The experiment was carried out at the University of Applied Sciences Lübeck, Germany, in November 2008 and October 2009. All data were collected anonymously and with the permission of the participants. Students from different technical disciplines were asked to estimate the numbers of dots on 10 pictures each of which was shown on a projection screen for 10 seconds. The screen size was 160 × 120 cm and the diameter of each dot was 1.2 cm. After a picture with dots was shown the participants had 15 seconds to write down their estimate before the next picture was shown. During the time intervals a uniformly grey picture was shown.

All participants saw the same pictures in the same order. Each picture was constructed by first picking a random number n in the range 50 … 500 and then randomly placing n dots in the visible area of the screen without overlapping. To make the estimations more difficult, the dots were not uniformly placed but the probability of a position decreased with increasing distance from the centre of the screen (inset of Fig.

2.1). This prevented participants from simply counting the dots in a small subset of the area and then scaling up to obtain the total number. From the 98 answer sheets one was excluded from the evaluation because of extremely high and deliberate-looking errors.

Analysis

Each picture contained a different number of dots.
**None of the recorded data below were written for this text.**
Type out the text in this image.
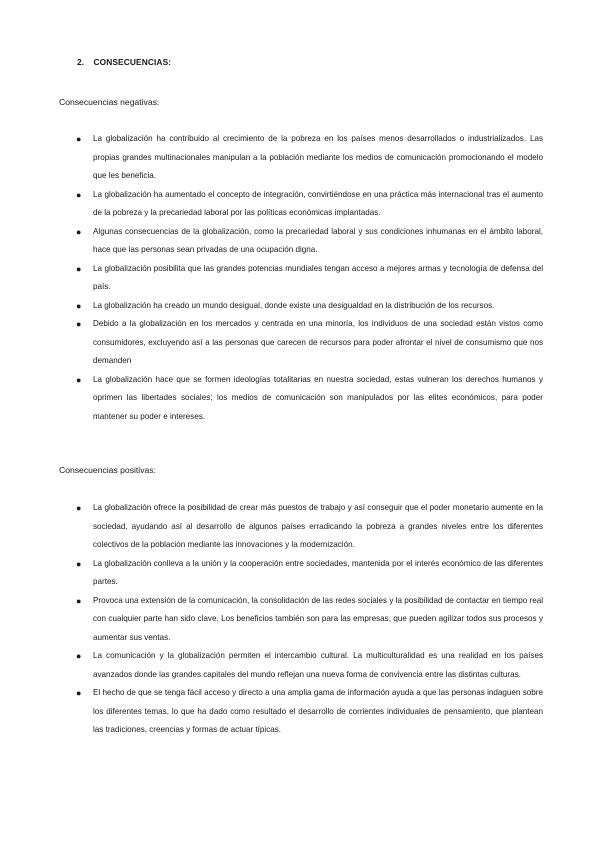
2. CONSECUENCIAS:
Consecuencias negativas:
● La globalización ha contribuido al crecimiento de la pobreza en los países menos desarrollados o industrializados. Las propias grandes multinacionales manipulan a la población mediante los medios de comunicación promocionando el modelo que les beneficia.
● La globalización ha aumentado el concepto de integración, convirtiéndose en una práctica más internacional tras el aumento de la pobreza y la precariedad laboral por las políticas económicas implantadas.
● Algunas consecuencias de la globalización, como la precariedad laboral y sus condiciones inhumanas en el ámbito laboral, hace que las personas sean privadas de una ocupación digna.
● La globalización posibilita que las grandes potencias mundiales tengan acceso a mejores armas y tecnología de defensa del país.
● La globalización ha creado un mundo desigual, donde existe una desigualdad en la distribución de los recursos.
● Debido a la globalización en los mercados y centrada en una minoría, los individuos de una sociedad están vistos como consumidores, excluyendo así a las personas que carecen de recursos para poder afrontar el nivel de consumismo que nos demanden
● La globalización hace que se formen ideologías totalitarias en nuestra sociedad, estas vulneran los derechos humanos y oprimen las libertades sociales; los medios de comunicación son manipulados por las elites económicos, para poder mantener su poder e intereses.
Consecuencias positivas:
● La globalización ofrece la posibilidad de crear más puestos de trabajo y así conseguir que el poder monetario aumente en la sociedad, ayudando así al desarrollo de algunos países erradicando la pobreza a grandes niveles entre los diferentes colectivos de la población mediante las innovaciones y la modernización.
● La globalización conlleva a la unión y la cooperación entre sociedades, mantenida por el interés económico de las diferentes partes.
● Provoca una extensión de la comunicación, la consolidación de las redes sociales y la posibilidad de contactar en tiempo real con cualquier parte han sido clave. Los beneficios también son para las empresas, que pueden agilizar todos sus procesos y aumentar sus ventas.
● La comunicación y la globalización permiten el intercambio cultural. La multiculturalidad es una realidad en los países avanzados donde las grandes capitales del mundo reflejan una nueva forma de convivencia entre las distintas culturas.
● El hecho de que se tenga fácil acceso y directo a una amplia gama de información ayuda a que las personas indaguen sobre los diferentes temas, lo que ha dado como resultado el desarrollo de corrientes individuales de pensamiento, que plantean las tradiciones, creencias y formas de actuar típicas.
In order to make errors comparable between pictures we used relative errors to measure performance. More precisely, for each individual i and picture k we defined the individual relative error d(i,k) = | g(i,k) - ck

| / ck, where g(i,k) was the guess of individual i for picture k, and ck was the correct value for picture k. In the same way we defined the collective relative error for picture k as D(k)

= | mean_i∈I g(i,k) - c_k | / c_k, where I was the set of all individuals (N = 97) and mean_i∈I

g(i,k) was the mean of the guesses of all individuals in the set I for picture k.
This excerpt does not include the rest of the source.